彼女は一九七三年以来、二六年間にわたって社会科を教えてきた円熟した先生である。高校のころ、ロマン・ロランの『魅せられたる魂』を読んで、自分の魂のありかが見つかったという、情熱的な女性でもある。「ロランが私の魂の父、アンネット・リヴィエール(『魅せられたる魂』の主人公)が私の魂の母。いつも彼女が『行きなさい、私の娘』と背中を押してくれるような気がします」と語る彼女は、少年少女に、教師として生きる喜びを伝える良き大人だった。
教え子の一人は、増田先生の歴史の授業──それは自分の意見を書いて討論する形式をとっていた──について、「私たちは非力ながらも日本の将来をよりいいものにしようという思いを切々と文章に綴ったものでした。若い中学生をここまでシリアスに日本の未来について考えさせることができるのは、私の知る限り、増田先生以外にいません」と回想している。

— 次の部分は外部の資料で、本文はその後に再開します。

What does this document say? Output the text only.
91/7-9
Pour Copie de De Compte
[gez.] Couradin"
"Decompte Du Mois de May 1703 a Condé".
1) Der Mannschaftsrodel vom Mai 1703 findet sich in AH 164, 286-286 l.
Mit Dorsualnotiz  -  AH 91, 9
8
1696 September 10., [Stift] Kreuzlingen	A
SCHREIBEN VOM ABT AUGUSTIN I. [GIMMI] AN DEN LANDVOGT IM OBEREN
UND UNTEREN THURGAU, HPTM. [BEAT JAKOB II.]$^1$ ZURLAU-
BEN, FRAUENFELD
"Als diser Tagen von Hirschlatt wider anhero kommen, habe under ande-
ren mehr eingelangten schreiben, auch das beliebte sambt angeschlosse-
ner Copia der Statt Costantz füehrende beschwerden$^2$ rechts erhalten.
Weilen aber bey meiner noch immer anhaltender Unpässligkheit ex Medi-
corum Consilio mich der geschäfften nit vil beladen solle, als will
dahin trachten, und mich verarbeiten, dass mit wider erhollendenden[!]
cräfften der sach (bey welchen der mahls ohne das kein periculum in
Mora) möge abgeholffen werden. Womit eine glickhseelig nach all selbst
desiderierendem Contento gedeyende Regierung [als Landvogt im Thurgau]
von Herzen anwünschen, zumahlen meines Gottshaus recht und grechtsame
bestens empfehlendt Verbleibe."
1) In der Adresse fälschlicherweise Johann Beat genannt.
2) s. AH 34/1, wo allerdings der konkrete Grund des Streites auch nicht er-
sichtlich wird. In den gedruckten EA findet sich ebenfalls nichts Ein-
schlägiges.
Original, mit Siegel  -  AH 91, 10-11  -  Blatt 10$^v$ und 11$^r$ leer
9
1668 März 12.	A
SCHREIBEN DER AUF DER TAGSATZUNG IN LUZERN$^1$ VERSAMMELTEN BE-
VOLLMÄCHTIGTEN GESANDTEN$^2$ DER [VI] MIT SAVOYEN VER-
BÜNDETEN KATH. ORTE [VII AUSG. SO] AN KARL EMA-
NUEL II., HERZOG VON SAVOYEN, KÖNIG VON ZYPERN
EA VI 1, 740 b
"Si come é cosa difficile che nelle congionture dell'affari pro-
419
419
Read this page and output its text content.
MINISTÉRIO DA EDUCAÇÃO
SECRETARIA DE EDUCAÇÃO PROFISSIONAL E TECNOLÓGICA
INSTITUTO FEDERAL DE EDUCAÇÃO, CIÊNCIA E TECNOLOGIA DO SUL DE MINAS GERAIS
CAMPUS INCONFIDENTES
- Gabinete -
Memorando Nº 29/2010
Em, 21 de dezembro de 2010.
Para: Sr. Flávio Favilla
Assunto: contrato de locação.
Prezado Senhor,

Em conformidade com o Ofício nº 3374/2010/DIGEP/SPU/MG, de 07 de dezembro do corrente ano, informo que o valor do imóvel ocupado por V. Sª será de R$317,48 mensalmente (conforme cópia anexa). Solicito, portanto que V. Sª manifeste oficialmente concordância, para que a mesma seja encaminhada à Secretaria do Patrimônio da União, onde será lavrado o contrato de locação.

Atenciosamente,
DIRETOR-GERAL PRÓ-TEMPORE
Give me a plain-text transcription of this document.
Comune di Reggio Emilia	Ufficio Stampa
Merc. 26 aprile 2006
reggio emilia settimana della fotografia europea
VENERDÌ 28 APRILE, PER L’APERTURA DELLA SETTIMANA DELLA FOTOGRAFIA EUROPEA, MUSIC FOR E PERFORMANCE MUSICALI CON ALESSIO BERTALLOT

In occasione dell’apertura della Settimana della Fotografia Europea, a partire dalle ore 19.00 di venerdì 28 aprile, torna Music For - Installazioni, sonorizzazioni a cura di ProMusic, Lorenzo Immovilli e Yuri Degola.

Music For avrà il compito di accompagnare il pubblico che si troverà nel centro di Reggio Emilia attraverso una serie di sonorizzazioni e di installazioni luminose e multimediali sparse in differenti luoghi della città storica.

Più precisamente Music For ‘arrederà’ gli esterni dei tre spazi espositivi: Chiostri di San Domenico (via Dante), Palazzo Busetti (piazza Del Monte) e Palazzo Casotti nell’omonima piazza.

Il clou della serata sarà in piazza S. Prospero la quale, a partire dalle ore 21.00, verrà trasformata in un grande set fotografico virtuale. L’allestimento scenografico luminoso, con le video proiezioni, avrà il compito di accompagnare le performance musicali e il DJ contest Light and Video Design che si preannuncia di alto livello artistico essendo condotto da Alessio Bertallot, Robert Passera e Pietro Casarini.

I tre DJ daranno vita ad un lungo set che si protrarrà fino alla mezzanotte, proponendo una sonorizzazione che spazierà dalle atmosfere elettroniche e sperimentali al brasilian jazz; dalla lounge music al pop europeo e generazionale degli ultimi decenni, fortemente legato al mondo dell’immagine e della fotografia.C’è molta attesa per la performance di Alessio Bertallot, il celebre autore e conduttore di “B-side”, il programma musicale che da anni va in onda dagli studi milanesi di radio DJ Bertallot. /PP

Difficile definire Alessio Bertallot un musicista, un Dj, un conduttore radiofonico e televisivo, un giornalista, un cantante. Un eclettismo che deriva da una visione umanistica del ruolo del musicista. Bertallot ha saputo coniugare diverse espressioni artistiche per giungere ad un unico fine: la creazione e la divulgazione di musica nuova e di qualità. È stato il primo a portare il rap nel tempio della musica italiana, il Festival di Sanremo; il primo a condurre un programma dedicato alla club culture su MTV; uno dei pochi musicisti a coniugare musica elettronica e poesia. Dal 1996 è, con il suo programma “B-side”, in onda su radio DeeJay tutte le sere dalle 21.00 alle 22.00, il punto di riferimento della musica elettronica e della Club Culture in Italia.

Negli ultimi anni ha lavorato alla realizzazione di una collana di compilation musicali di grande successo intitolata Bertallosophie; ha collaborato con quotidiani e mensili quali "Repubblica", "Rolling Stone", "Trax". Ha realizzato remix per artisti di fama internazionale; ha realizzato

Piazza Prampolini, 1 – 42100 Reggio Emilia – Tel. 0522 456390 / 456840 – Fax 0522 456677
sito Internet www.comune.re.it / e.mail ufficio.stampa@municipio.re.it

そんな増田先生が、NHKが放映した「沖縄の米軍基地-普天間第二小の場合」のビデオを見せ、生徒に討論させたことに対し、夫がアメリカ人である母親から校長・教育委員会に抗議があり、減給処分を受けた。そのうえ、一九九九年九月から翌年三月まで(第一次)、二〇〇〇年三月から一年間(第二次)、さらに一年間(第三次)と三度にわたって、都立教育研究所で長期研修を受けるように命じられ、授業を奪われた。
何が問題なのか、事由さえ説明されず、──彼女の場合、指導力不足等教員の手続きさえとられていない──研修室に閉じ込められ、三人の指導担当者から、「学校教育における子どもたちの心的外傷等に焦点を当てながら、子どもたちの心のケアの在り方について述べなさい」(二〇〇〇字)といった意味不明の課題について書けと命じられ、書いても突き返されるといういじめにあってきた。いったん上司から目をつけられると、思想を改造し、自尊心を失って肪抜けになるまで追いつめる教育行政。
それにもかかわらず、増田先生は屈伏しなかった。彼女は克明に研修の名のもとにおこなわれるいじめ──たとえば「閲覧室でじっくり本を読んではいけない、パラパラとめくるのはよい」といった研修部企画課長による命令──を記録し報告し続げた。裁判を起こし、法廷でも研修指導の実態を訴え続けた。また市民は「平和教育を守る足立の会」を結成し、増田先生の抵抗を支えた。
こうして二〇〇二年三月、三年間の強制研修でいよいよ解雇されるかと心配していたところ、突然、東京千代田区の中学校への勤務が命じられた。増田さんが学校へ復職できたことは嬉しいが、このような人権侵害をおこなった都教育委員会について、調査も処分もおこなわれていない。